Senate Funds Web Services, Cuts Cloud ComputingSenate Funds Web Services, Cuts Cloud Computing
The fiscal 2011 federal budget allocates get $40 million to build services that foster efficiency and collaboration between agency systems.
The Senate Appropriations Committee has boosted federal spending for implementing web services next year but cut back on funding to use cloud computing to consolidate data centers and IT infrastructure throughout federal agencies.
As allocated by a Senate spending bill (S. 3677), passed July 29, the federal government will get $40 million in the fiscal 2011 federal budget to build a set of services that can be used across agencies to foster efficiency and collaboration between agency systems.
Specifically, the money is for the "development and operation of government-wide shared information technology services, the implementation of consolidated, resource-saving and energy-efficient platforms, and the development and operation of information technology security services … to promote inter-agency interoperability," according to the bill.
The funds, which meet the requirements of a plan outlined in a presidential directive on transparency released in December 2009, will be available until Sept. 30, 2013, according to the bill.
At the same time the Senate green-lighted millions in funding for shared services, it drastically reduced funds allocated by the Obama administration to adopt cloud computing, putting a crimp in its data-center consolidation plans.
In its proposed fiscal 2011 budget, the administration requested $35 million for what is called the Electronic Government Fund. The money was meant to use cloud computing to consolidate IT infrastructure to reduce the amount of data-center hardware and real estate the federal government currently has.
However, the Senate spending bill allocates only $20 million toward this plan, which not only is $15 million less than the administration asked for, but also is $14 million less than the amount enacted in fiscal-year 2010, according to a report accompanying the bill.

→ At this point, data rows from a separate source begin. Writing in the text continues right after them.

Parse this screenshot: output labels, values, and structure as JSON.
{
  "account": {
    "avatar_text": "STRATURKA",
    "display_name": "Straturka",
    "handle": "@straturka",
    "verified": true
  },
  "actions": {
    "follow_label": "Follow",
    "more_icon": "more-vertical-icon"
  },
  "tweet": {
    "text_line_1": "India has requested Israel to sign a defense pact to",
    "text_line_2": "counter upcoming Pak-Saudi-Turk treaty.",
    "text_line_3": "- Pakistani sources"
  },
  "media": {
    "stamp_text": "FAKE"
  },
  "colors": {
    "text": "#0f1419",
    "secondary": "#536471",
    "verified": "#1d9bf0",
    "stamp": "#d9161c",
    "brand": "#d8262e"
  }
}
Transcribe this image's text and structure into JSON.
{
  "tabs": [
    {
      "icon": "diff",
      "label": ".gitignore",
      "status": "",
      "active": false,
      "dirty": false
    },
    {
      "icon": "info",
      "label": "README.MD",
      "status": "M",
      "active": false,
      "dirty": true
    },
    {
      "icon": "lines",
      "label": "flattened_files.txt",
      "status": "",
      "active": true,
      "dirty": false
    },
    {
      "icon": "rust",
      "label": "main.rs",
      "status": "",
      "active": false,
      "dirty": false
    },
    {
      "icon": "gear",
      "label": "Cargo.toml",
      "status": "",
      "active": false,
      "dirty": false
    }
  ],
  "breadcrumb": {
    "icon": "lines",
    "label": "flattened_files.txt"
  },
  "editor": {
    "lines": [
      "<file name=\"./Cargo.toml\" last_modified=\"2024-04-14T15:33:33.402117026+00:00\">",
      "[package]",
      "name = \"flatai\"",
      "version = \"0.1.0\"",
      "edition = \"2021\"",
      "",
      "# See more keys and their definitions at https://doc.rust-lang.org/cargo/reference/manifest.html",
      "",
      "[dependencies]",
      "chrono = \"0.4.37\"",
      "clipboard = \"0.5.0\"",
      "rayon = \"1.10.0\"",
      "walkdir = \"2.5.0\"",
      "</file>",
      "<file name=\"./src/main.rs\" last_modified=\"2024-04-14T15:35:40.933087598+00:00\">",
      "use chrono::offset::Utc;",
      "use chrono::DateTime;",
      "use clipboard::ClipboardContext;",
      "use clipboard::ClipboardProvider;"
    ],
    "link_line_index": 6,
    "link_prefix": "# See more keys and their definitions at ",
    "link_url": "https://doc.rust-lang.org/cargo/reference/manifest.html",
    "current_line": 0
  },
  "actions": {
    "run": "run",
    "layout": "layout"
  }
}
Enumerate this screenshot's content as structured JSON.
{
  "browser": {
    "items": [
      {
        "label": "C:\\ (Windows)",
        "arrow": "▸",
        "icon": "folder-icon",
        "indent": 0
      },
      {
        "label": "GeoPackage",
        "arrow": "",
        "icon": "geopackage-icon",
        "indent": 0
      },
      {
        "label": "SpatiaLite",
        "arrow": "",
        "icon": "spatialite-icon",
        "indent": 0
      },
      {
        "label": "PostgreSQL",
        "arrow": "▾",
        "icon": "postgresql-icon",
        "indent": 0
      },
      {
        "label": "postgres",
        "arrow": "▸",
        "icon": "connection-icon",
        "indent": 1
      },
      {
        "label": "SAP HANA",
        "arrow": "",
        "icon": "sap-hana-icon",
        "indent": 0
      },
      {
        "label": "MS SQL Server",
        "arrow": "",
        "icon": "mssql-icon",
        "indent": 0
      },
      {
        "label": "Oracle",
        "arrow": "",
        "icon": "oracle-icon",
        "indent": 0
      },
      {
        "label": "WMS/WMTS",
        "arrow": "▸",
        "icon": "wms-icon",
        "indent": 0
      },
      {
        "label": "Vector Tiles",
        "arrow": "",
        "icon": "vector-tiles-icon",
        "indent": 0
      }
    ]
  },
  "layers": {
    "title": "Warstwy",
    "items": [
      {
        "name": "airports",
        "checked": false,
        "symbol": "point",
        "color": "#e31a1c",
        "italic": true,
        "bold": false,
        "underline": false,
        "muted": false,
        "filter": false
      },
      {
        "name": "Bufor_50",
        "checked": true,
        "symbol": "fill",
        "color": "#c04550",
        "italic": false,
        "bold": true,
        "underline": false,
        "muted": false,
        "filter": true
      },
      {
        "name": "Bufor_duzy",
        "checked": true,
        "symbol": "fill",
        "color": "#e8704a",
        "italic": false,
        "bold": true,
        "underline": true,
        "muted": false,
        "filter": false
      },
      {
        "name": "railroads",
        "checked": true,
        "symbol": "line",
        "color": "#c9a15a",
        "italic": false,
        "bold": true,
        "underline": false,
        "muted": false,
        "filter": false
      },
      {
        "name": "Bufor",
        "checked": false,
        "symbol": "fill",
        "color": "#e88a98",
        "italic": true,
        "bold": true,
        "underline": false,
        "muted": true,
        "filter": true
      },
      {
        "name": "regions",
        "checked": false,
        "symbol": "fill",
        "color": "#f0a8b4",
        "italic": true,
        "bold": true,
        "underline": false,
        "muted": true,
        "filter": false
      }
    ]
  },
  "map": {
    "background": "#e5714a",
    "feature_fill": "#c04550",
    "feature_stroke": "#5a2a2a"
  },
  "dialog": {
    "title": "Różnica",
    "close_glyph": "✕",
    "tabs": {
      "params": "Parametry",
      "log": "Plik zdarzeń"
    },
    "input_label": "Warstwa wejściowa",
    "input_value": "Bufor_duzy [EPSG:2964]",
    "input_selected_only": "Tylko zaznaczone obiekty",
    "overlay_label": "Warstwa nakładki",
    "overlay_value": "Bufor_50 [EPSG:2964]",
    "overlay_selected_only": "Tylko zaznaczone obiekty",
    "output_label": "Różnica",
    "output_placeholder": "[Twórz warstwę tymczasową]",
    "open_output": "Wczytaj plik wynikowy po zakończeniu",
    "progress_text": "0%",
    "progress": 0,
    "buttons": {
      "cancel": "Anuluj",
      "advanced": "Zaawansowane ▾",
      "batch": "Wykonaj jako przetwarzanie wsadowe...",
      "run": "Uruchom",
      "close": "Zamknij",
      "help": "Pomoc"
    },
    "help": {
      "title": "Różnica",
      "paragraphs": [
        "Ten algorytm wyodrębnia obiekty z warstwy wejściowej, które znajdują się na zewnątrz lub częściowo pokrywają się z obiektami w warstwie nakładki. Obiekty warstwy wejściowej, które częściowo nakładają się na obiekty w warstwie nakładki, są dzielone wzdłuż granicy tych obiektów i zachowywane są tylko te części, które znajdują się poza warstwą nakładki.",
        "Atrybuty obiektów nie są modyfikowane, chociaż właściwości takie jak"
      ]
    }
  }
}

In that report senators said that while they do support the move to cloud computing to improve efficiency and transparency, they are concerned that the federal plan to consolidate data centers via cloud computing lacks proper and detailed guidance.
They asked that the General Services Administration report to the Senate Appropriations Committee 120 days after the spending bill is enacted on the "feasibility of consolidating federal agency data centers into existing government owned/government-operated facilities with multiple federal tenants," according to the report.
The House Appropriations Committee has not yet taken action on the 2011 federal budget. Consolidating data centers is a key IT objective for the Obama administration as a way to cut IT costs, reduce energy consumption, and improve IT security.
In February, the Office of Management and Budget issued a Federal Data Center Consolidation Initiative (DCCI), asking agencies to update their asset inventory annually by the end of the third quarter of each fiscal year, staring in fiscal year 2011. Agencies also should report progress on executing their data center consolidation plans by the end of each fiscal year starting in 2011.
The White House followed that up with a memo in early June putting a moratorium on agencies opening any new data centers. The administration also asked that they examine the properties they already have and develop plans to consolidate them and reduce their number by 2015.